Consider the following definitions.

        (define make-scaled
          (lambda (scale f)
            (lambda (x)
              (* scale (f x)))))

         (define add-one
           (lambda (x)
             (+ 1 x)))

         (define mystery
           (make-scaled 3 add-one))

For each of the following questions, be sure to explain how you arrived at your answer.
(a) What is the value of (mystery 4)?
(b) What is the value of
((make-scaled 2 (make-scaled 3 add-one)) 4)

Problem 17:

In the following C program there are two assignments to the entity **x. For each of these assignments, draw a picture that would help someone visualize the state, at that point in the program, of all of the variables and their memory locations being used by this program. Also, what does this program print?

        #include <stdio.h>

        int main()
        {  int **x;
           int *y;
           int z;
           x = (int**) malloc(sizeof(int*));
           y = (int*) malloc(sizeof(int));
           z = 1;
           *y = 2;
           *x = y;
           **x = z;
           printf("%d\n", *y);
           z = 3;
           printf("%d\n", *y);
           **x = 4;
           printf("%d\n", z);
           return 0;
        }

Problem 18:

The following program prints two integer values; the first value typically is garbage (explain why) but the second value might be 2. Give a detailed explanation of why the second value could be 2. The second value could also be garbage (but it is much less likely). Give an explanation of why the second value could be garbage (Hint: The activation record need not be on a stack).

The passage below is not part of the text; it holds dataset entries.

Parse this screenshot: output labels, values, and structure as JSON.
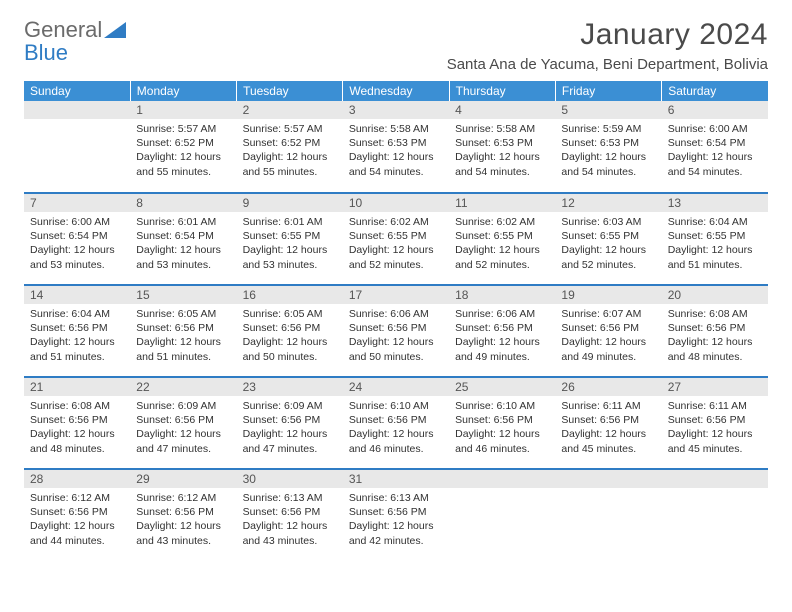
{
  "brand": {
    "word1": "General",
    "word2": "Blue"
  },
  "title": "January 2024",
  "location": "Santa Ana de Yacuma, Beni Department, Bolivia",
  "colors": {
    "header_bg": "#3b8fd4",
    "header_text": "#ffffff",
    "row_divider": "#2f7cc4",
    "daynum_bg": "#e8e8e8",
    "daynum_text": "#555555",
    "body_text": "#323232",
    "logo_gray": "#6b6b6b",
    "logo_blue": "#2f7cc4"
  },
  "weekdays": [
    "Sunday",
    "Monday",
    "Tuesday",
    "Wednesday",
    "Thursday",
    "Friday",
    "Saturday"
  ],
  "weeks": [
    [
      {
        "n": "",
        "sr": "",
        "ss": "",
        "dl": ""
      },
      {
        "n": "1",
        "sr": "5:57 AM",
        "ss": "6:52 PM",
        "dl": "12 hours and 55 minutes."
      },
      {
        "n": "2",
        "sr": "5:57 AM",
        "ss": "6:52 PM",
        "dl": "12 hours and 55 minutes."
      },
      {
        "n": "3",
        "sr": "5:58 AM",
        "ss": "6:53 PM",
        "dl": "12 hours and 54 minutes."
      },
      {
        "n": "4",
        "sr": "5:58 AM",
        "ss": "6:53 PM",
        "dl": "12 hours and 54 minutes."
      },
      {
        "n": "5",
        "sr": "5:59 AM",
        "ss": "6:53 PM",
        "dl": "12 hours and 54 minutes."
      },
      {
        "n": "6",
        "sr": "6:00 AM",
        "ss": "6:54 PM",
        "dl": "12 hours and 54 minutes."
      }
    ],
    [
      {
        "n": "7",
        "sr": "6:00 AM",
        "ss": "6:54 PM",
        "dl": "12 hours and 53 minutes."
      },
      {
        "n": "8",
        "sr": "6:01 AM",
        "ss": "6:54 PM",
        "dl": "12 hours and 53 minutes."
      },
      {
        "n": "9",
        "sr": "6:01 AM",
        "ss": "6:55 PM",
        "dl": "12 hours and 53 minutes."
      },
      {
        "n": "10",
        "sr": "6:02 AM",
        "ss": "6:55 PM",
        "dl": "12 hours and 52 minutes."
      },
      {
        "n": "11",
        "sr": "6:02 AM",
        "ss": "6:55 PM",
        "dl": "12 hours and 52 minutes."
      },
      {
        "n": "12",
        "sr": "6:03 AM",
        "ss": "6:55 PM",
        "dl": "12 hours and 52 minutes."
      },
      {
        "n": "13",
        "sr": "6:04 AM",
        "ss": "6:55 PM",
        "dl": "12 hours and 51 minutes."
      }
    ],
    [
      {
        "n": "14",
        "sr": "6:04 AM",
        "ss": "6:56 PM",
        "dl": "12 hours and 51 minutes."
      },
      {
        "n": "15",
        "sr": "6:05 AM",
        "ss": "6:56 PM",
        "dl": "12 hours and 51 minutes."
      },
      {
        "n": "16",
        "sr": "6:05 AM",
        "ss": "6:56 PM",
        "dl": "12 hours and 50 minutes."
      },
      {
        "n": "17",
        "sr": "6:06 AM",
        "ss": "6:56 PM",
        "dl": "12 hours and 50 minutes."
      },
      {
        "n": "18",
        "sr": "6:06 AM",
        "ss": "6:56 PM",
        "dl": "12 hours and 49 minutes."
      },
      {
        "n": "19",
        "sr": "6:07 AM",
        "ss": "6:56 PM",
        "dl": "12 hours and 49 minutes."
      },
      {
        "n": "20",
        "sr": "6:08 AM",
        "ss": "6:56 PM",
        "dl": "12 hours and 48 minutes."
      }
    ],
    [
      {
        "n": "21",
        "sr": "6:08 AM",
        "ss": "6:56 PM",
        "dl": "12 hours and 48 minutes."
      },
      {
        "n": "22",
        "sr": "6:09 AM",
        "ss": "6:56 PM",
        "dl": "12 hours and 47 minutes."
      },
      {
        "n": "23",
        "sr": "6:09 AM",
        "ss": "6:56 PM",
        "dl": "12 hours and 47 minutes."
      },
      {
        "n": "24",
        "sr": "6:10 AM",
        "ss": "6:56 PM",
        "dl": "12 hours and 46 minutes."
      },
      {
        "n": "25",
        "sr": "6:10 AM",
        "ss": "6:56 PM",
        "dl": "12 hours and 46 minutes."
      },
      {
        "n": "26",
        "sr": "6:11 AM",
        "ss": "6:56 PM",
        "dl": "12 hours and 45 minutes."
      },
      {
        "n": "27",
        "sr": "6:11 AM",
        "ss": "6:56 PM",
        "dl": "12 hours and 45 minutes."
      }
    ],
    [
      {
        "n": "28",
        "sr": "6:12 AM",
        "ss": "6:56 PM",
        "dl": "12 hours and 44 minutes."
      },
      {
        "n": "29",
        "sr": "6:12 AM",
        "ss": "6:56 PM",
        "dl": "12 hours and 43 minutes."
      },
      {
        "n": "30",
        "sr": "6:13 AM",
        "ss": "6:56 PM",
        "dl": "12 hours and 43 minutes."
      },
      {
        "n": "31",
        "sr": "6:13 AM",
        "ss": "6:56 PM",
        "dl": "12 hours and 42 minutes."
      },
      {
        "n": "",
        "sr": "",
        "ss": "",
        "dl": ""
      },
      {
        "n": "",
        "sr": "",
        "ss": "",
        "dl": ""
      },
      {
        "n": "",
        "sr": "",
        "ss": "",
        "dl": ""
      }
    ]
  ],
  "labels": {
    "sunrise": "Sunrise:",
    "sunset": "Sunset:",
    "daylight": "Daylight:"
  }
}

        #include <stdio.h>

        void p()
        {  int y;
           printf("%d\n", y);
           y = 2;
        }
        int main()
        {  p();
           p();
           return 0;
        }

Problem 19:

The following program prints two integer values; the first value typically is garbage (explain why) but the second value might be 2 or it could also be garbage. Give a detailed explanation of why the second value could be 2. Give a detailed explanation of why the second value could be garbage.

        #include <stdio.h>

        int main()
        {
           {  int x;
              printf("%d\n", x);
              x = 2;
           }
           {  int y;
              printf("%d\n", y);
           }
           return 0;
        }

Problem 20:

Consider the following outline of a Pascal program.

         program main;
            var x, y, z : integer;
            procedure sub1;
               var a, y, z : integer;
               procedure sub2;
                  var a, b, z : integer;
                  begin {sub2}
                     { some code }
                  end; {sub2}
               begin {sub1}
                  { some code }
               end; {sub1}
            procedure sub3;
               var a, x, w : integer;
               begin {sub3}
                  { some code }
               end; {sub3}
            begin {main}
               { some code }
            end. {main}

For each of the procedure bodies sub1, sub2, and sub3, list all of the variables that are visible in the body and specify where each visible variable was declared. Assume static scoping.

Problem 21:

Consider the following outline of a program written in a block structured language that uses dynamic scoping.

         program main;
            var x, y, z;
            procedure sub1;
               var a, y, z;
               begin
                  // some code
               end;
            procedure sub2;
               var a, b, z;
               begin
                  // some code
               end;
            procedure sub3;
               var a, x, w;
               begin
                  // some code
               end;
            begin // main
               // some code
            end.

(a) Suppose that main calls sub1, sub1 calls sub2, and sub2 calls sub3. List all of the variables that are visible in the activation of sub3 and specify where each visible variable was declared.
(b) Suppose that main calls sub2, sub2 calls sub3, and sub3 calls sub1. List all of the variables that are visible in the activation of sub1 and specify where each visible variable was declared.
(c) Suppose that main calls sub3 and sub3 calls sub1. List all of the variables that are visible in the activation of sub1 and specify where each visible variable was declared.